For the Love

If I’m being completely honest, I wasn’t excited about reading this book. I started with the synopsis on the cover — I like to know a little about what I’m devoting an afternoon to reading before I start — and it didn’t really pique my interest.

It seemed obvious that “life can make us competitive and judgmental” and that it’s easy “to lose love for others and then for ourselves.” I’ve heard and experienced all that before. Of course the world is full of impossible standards, that’s nothing new, and I doubted Jen Hatmaker would have anything to say that radically changed my outlook on life. But I had an assignment to complete, so I began reading, despite my initial lack of interest, and it didn’t take long for me to change my mind.

As it turns out, Jen Hatmaker is funny, and reading her inspirational essays in “For the Love: Fighting for Grace in a World of Impossible Standards” (Nelson Books 2015) is like spending an afternoon swapping stories and getting advice from a good friend.

“For the Love” is filled with advice, from how to build better and lasting relationships with other women, to how to balance work and family and how to face the challenges of motherhood and marriage without losing your mind. The secrets are laughter, especially not being afraid to laugh at yourself, and forgiveness — asking others for it, giving it and most importantly forgiving yourself.

No one can do everything well, and Hatmaker makes this crystal clear as she shares her struggles to conform as a young newlywed and mother of five, to her decision to live life by doing the best she can each day.

In her introduction, Hatmaker relates her dream for this book: “I hope you close the last page and breathe an enormous sigh of relief. I hope you laugh out loud because you just got free.
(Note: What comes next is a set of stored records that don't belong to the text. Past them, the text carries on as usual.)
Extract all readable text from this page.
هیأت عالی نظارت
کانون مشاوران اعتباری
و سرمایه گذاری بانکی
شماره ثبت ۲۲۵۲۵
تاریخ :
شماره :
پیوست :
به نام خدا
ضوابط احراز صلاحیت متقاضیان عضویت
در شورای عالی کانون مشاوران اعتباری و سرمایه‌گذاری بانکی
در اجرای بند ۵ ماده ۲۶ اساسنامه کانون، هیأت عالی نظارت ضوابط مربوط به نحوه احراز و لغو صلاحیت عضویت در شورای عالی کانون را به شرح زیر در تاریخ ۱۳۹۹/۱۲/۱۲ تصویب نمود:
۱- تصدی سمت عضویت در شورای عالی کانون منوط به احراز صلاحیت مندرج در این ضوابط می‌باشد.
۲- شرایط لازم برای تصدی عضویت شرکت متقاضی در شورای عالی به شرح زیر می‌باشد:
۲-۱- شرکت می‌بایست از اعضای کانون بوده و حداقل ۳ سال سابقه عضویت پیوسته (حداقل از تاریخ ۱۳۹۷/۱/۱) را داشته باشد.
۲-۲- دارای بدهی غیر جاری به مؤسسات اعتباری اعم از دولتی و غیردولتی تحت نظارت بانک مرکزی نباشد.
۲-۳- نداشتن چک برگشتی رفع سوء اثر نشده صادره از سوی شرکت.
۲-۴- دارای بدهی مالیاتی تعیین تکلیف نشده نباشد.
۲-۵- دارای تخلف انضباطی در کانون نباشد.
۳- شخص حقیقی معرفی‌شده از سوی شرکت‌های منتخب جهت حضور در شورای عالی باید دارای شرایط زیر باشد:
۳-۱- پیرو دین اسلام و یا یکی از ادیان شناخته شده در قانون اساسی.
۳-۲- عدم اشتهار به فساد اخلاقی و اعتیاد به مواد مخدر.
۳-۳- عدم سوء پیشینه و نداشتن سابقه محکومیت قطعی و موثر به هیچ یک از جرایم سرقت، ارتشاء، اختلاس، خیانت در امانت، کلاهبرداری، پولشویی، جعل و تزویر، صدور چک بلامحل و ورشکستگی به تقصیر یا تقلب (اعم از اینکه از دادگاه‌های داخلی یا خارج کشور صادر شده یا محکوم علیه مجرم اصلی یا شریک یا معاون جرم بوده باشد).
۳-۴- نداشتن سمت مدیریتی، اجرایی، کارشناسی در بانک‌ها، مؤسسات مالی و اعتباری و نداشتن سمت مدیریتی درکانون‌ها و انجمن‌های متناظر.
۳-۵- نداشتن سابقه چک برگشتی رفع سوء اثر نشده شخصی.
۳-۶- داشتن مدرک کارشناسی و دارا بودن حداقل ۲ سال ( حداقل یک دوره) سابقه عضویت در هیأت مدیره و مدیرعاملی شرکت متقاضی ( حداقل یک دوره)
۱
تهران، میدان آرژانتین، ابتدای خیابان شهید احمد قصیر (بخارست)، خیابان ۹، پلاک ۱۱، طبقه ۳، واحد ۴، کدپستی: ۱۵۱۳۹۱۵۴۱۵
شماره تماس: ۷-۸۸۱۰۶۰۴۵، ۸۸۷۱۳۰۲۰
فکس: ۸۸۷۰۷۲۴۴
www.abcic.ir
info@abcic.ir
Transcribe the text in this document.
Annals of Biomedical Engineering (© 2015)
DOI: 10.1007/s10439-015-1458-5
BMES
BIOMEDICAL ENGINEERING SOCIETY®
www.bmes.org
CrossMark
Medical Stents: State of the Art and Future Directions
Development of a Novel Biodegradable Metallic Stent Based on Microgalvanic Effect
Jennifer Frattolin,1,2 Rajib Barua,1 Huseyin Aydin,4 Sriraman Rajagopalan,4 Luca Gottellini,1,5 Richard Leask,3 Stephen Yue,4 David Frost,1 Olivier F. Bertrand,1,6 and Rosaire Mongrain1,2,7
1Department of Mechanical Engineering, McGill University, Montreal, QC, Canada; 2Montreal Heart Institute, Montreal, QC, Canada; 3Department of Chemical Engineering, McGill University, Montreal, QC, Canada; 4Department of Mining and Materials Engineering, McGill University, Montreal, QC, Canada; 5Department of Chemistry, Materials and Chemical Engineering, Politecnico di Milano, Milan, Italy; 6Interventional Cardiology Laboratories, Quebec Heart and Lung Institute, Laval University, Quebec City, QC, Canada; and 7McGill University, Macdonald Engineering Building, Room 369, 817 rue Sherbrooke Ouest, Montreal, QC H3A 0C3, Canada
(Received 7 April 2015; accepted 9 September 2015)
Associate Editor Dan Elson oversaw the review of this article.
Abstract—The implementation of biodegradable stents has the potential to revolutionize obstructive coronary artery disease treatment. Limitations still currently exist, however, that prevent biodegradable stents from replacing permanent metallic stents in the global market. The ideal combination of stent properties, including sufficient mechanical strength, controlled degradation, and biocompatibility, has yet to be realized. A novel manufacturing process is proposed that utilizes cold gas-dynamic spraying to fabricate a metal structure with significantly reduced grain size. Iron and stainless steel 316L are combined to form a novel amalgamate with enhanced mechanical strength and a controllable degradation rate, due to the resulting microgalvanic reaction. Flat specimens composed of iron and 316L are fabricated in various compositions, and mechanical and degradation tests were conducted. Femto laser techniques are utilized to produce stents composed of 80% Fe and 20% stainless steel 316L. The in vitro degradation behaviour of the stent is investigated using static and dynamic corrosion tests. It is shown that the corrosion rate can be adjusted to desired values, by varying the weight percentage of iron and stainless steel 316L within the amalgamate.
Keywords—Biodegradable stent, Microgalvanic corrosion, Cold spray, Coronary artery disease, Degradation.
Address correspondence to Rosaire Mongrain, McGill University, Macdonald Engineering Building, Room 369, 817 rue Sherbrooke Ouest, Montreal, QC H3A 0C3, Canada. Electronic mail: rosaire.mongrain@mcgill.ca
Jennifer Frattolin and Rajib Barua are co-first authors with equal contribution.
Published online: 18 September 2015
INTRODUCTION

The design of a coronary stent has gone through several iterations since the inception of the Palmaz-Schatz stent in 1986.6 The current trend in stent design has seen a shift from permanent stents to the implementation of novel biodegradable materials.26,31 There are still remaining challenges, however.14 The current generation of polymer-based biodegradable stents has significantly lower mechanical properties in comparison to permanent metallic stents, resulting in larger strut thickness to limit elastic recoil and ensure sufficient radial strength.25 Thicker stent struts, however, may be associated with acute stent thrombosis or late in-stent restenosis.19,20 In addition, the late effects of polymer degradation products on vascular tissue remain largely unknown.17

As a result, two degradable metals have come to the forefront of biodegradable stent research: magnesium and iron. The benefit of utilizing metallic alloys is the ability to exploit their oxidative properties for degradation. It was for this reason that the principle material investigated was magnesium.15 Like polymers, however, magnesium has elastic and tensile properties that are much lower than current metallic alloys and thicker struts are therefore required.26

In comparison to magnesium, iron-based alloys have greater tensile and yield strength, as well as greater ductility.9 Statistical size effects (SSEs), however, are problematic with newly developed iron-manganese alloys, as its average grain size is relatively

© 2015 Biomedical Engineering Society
Then I hope you look with fresh, renewed eyes at all your people—that one you married, those ones you birthed, the ones on your street and in your church and at your work and around the world—and you are released to love them as though it is your job.”

Her ambitions seemed lofty, but by the end, her goal was realized because she shifted my perspective, reminding me that the world is so much bigger than I generally think it is, and that things that seem so important are just things — experiences to learn from and let go of as life goes on.

I couldn’t relate to all of her advice — I’m not married and don’t have children, but I certainly appreciated her perspective and her straight-forward yet humorous approach to writing. My favorite sections of “For the Love” were the thank-you notes, filled with sarcastic shout outs, such as “Thank you, To-Do List, for going along with it when I add things to you that I’ve already done, just for the satisfaction of crossing them off.” Her sense of humor really shines in these passages, and made me see her as a friend whose advice I’d take to heart because she sees the world a lot like I do, even though a lot of our life experiences are vastly different.

I also really enjoyed her chapters about the mission work she’s done at home in Austin and around the world as a pastor’s wife. It showed me her compassion for people and reinforced a theme found throughout the book — you can’t do everything, so quit trying.

At the end of the day, life isn’t perfect. We all make many mistakes, and there will always be challenges, people who thrive on conflict and obstacles that threaten to overwhelm us. But what’s important is how we react, or as Hatmaker would say, how we overcome, set the struggles aside and commit to loving each other. Let God be God and let us be loving, graceful and here for one another. It’s great advice. Hatmaker inspired me to live each day for the love. I won’t always succeed, but I will always try.